Op-Ed: Villaraigosa: We came together after the 1992 uprising. We can do it now.
If we’re going to talk about the Los Angeles riots it’s important to remember that the unrest wasn’t just about politics or race.
“There is no black-white division or segregation in Los Angeles,” Mayor Antonio Villaraigosa told KPCC’s Laura K. Donahue in 1992.
“There is no class war in Los Angeles, and I don’t believe there can be one, because we are all one people.”
The L.A. riots erupted over a month and a half — from Friday, August 9, to Monday, August 18 — and spanned five different cities: Compton, Long Beach, West Covina, Long Beach, South Gate, and Van Nuys.
The riots were sparked by the beating of Rodney King by police officers as he was being transported.
It became a national obsession that would take years to fade.
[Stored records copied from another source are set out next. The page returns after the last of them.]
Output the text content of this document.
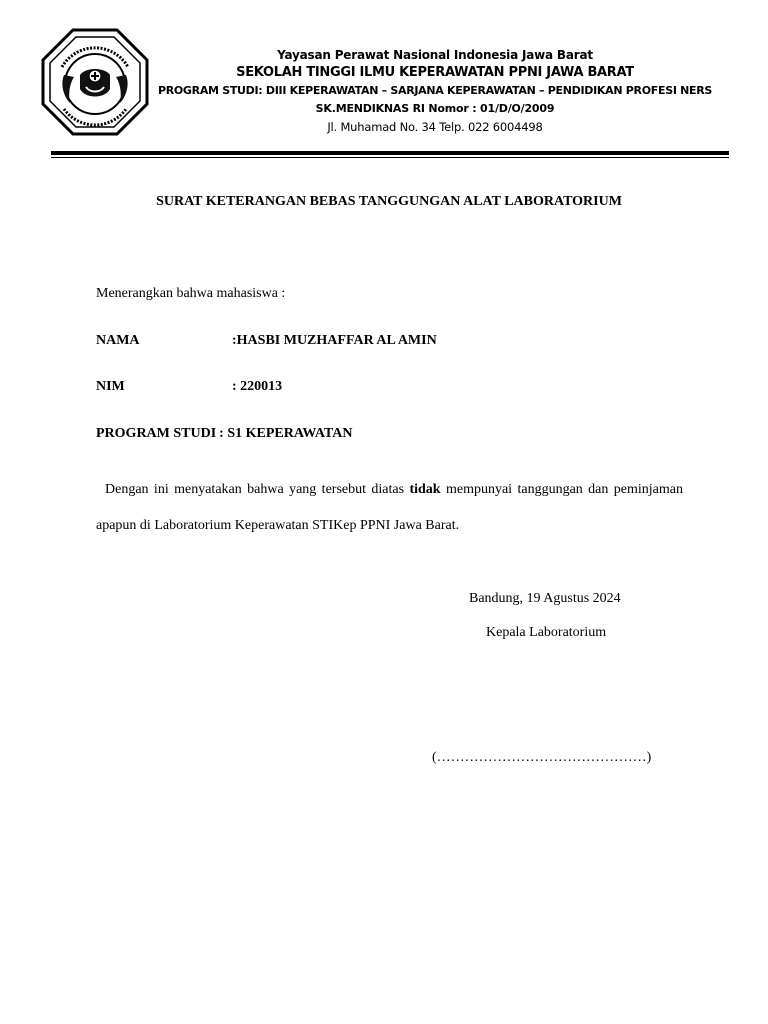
Yayasan Perawat Nasional Indonesia Jawa Barat
SEKOLAH TINGGI ILMU KEPERAWATAN PPNI JAWA BARAT
PROGRAM STUDI: DIII KEPERAWATAN – SARJANA KEPERAWATAN – PENDIDIKAN PROFESI NERS
SK.MENDIKNAS RI Nomor : 01/D/O/2009
Jl. Muhamad No. 34 Telp. 022 6004498
SURAT KETERANGAN BEBAS TANGGUNGAN ALAT LABORATORIUM
Menerangkan bahwa mahasiswa :
NAMA	:HASBI MUZHAFFAR AL AMIN
NIM	: 220013
PROGRAM STUDI : S1 KEPERAWATAN
Dengan ini menyatakan bahwa yang tersebut diatas tidak mempunyai tanggungan dan peminjaman apapun di Laboratorium Keperawatan STIKep PPNI Jawa Barat.
Bandung, 19 Agustus 2024
Kepala Laboratorium
(………………………………………)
The story of an unarmed black man, who died of a heart attack after being beaten by police officers under arrest, was the biggest story in the country after King’s death and would be re-told for generations.
On the other side of the story, of course, was the city’s Police Department. They were accused of being racist, with some saying they didn’t even like blacks.
And there were other, lesser-known but important forces at work: the media, who, in the days following the riots, called the LAPD racist, said they had a “culture of terror” and that they “groomed potential police officers to become assassins, not police.”
It became front-page news around the world, and it had the effect of turning the focus away from violence on a personal level — what some called the LAPD’s “culture of terror” — to an issue of civil rights.